Moving on from the refuge came with happiness for Megan but also apprehension of the unknown and a feeling of loneliness. But, she need not have worried as she was given an outreach worker for support and to help them move forwards with their lives.
She added: “We have lived in Christchurch for over 14 years now, and we love it here. I now volunteer at the refuge to give something back for all the support that we received. I also co-facilitate the pattern changing courses alongside our original key worker. To be able to give back is the best feeling in the world”
In another case, Sarah had left her 12-year relationship because of increasing emotional abuse and she thought the worst was over. Instead, she was subjected to more disturbing actions including incessant messages and phone calls, unannounced visits to her house, and threatening behaviour in front of her daughters.
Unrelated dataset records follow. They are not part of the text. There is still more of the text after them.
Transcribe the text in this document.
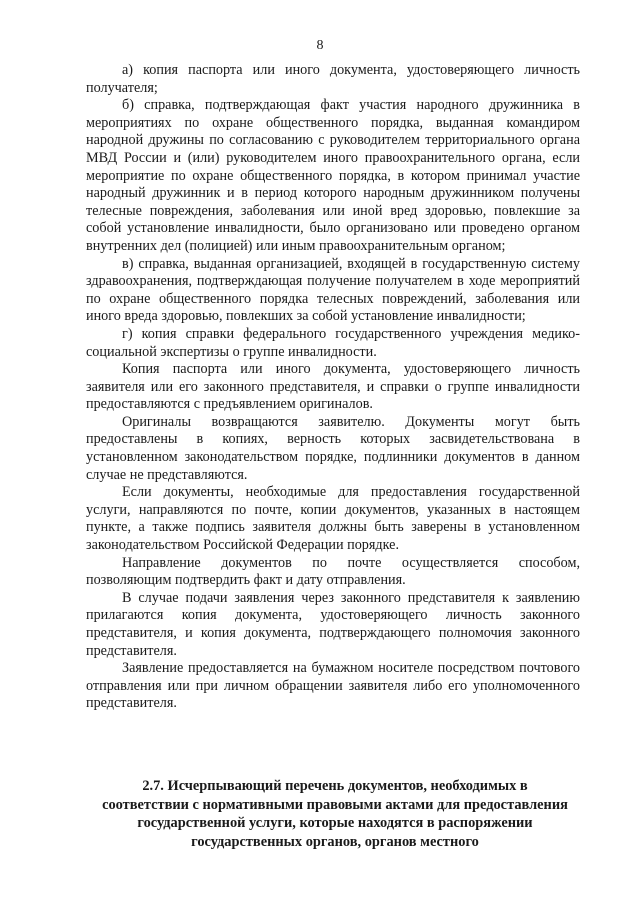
8

а) копия паспорта или иного документа, удостоверяющего личность получателя;

б) справка, подтверждающая факт участия народного дружинника в мероприятиях по охране общественного порядка, выданная командиром народной дружины по согласованию с руководителем территориального органа МВД России и (или) руководителем иного правоохранительного органа, если мероприятие по охране общественного порядка, в котором принимал участие народный дружинник и в период которого народным дружинником получены телесные повреждения, заболевания или иной вред здоровью, повлекшие за собой установление инвалидности, было организовано или проведено органом внутренних дел (полицией) или иным правоохранительным органом;

в) справка, выданная организацией, входящей в государственную систему здравоохранения, подтверждающая получение получателем в ходе мероприятий по охране общественного порядка телесных повреждений, заболевания или иного вреда здоровью, повлекших за собой установление инвалидности;

г) копия справки федерального государственного учреждения медико-социальной экспертизы о группе инвалидности.

Копия паспорта или иного документа, удостоверяющего личность заявителя или его законного представителя, и справки о группе инвалидности предоставляются с предъявлением оригиналов.

Оригиналы возвращаются заявителю. Документы могут быть предоставлены в копиях, верность которых засвидетельствована в установленном законодательством порядке, подлинники документов в данном случае не представляются.

Если документы, необходимые для предоставления государственной услуги, направляются по почте, копии документов, указанных в настоящем пункте, а также подпись заявителя должны быть заверены в установленном законодательством Российской Федерации порядке.

Направление документов по почте осуществляется способом, позволяющим подтвердить факт и дату отправления.

В случае подачи заявления через законного представителя к заявлению прилагаются копия документа, удостоверяющего личность законного представителя, и копия документа, подтверждающего полномочия законного представителя.

Заявление предоставляется на бумажном носителе посредством почтового отправления или при личном обращении заявителя либо его уполномоченного представителя.

2.7. Исчерпывающий перечень документов, необходимых в соответствии с нормативными правовыми актами для предоставления государственной услуги, которые находятся в распоряжении государственных органов, органов местного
When the police finally intervened, Sarah had a long journey ahead of her to start rebuilding her family’s lives, but BCHA were on-hand to help them every step of the way.
Sarah said: “When my BCHA Outreach Officer came in she just helped us to understand it all, process it all. She went into my daughters’ schools, guiding them emotionally – their emotions were all over the place – and helping them to come to terms with how their lives had changed.
She went through the journey with us – helping my daughters to help me. I don’t know where me and the girls would be without the support from BCHA.”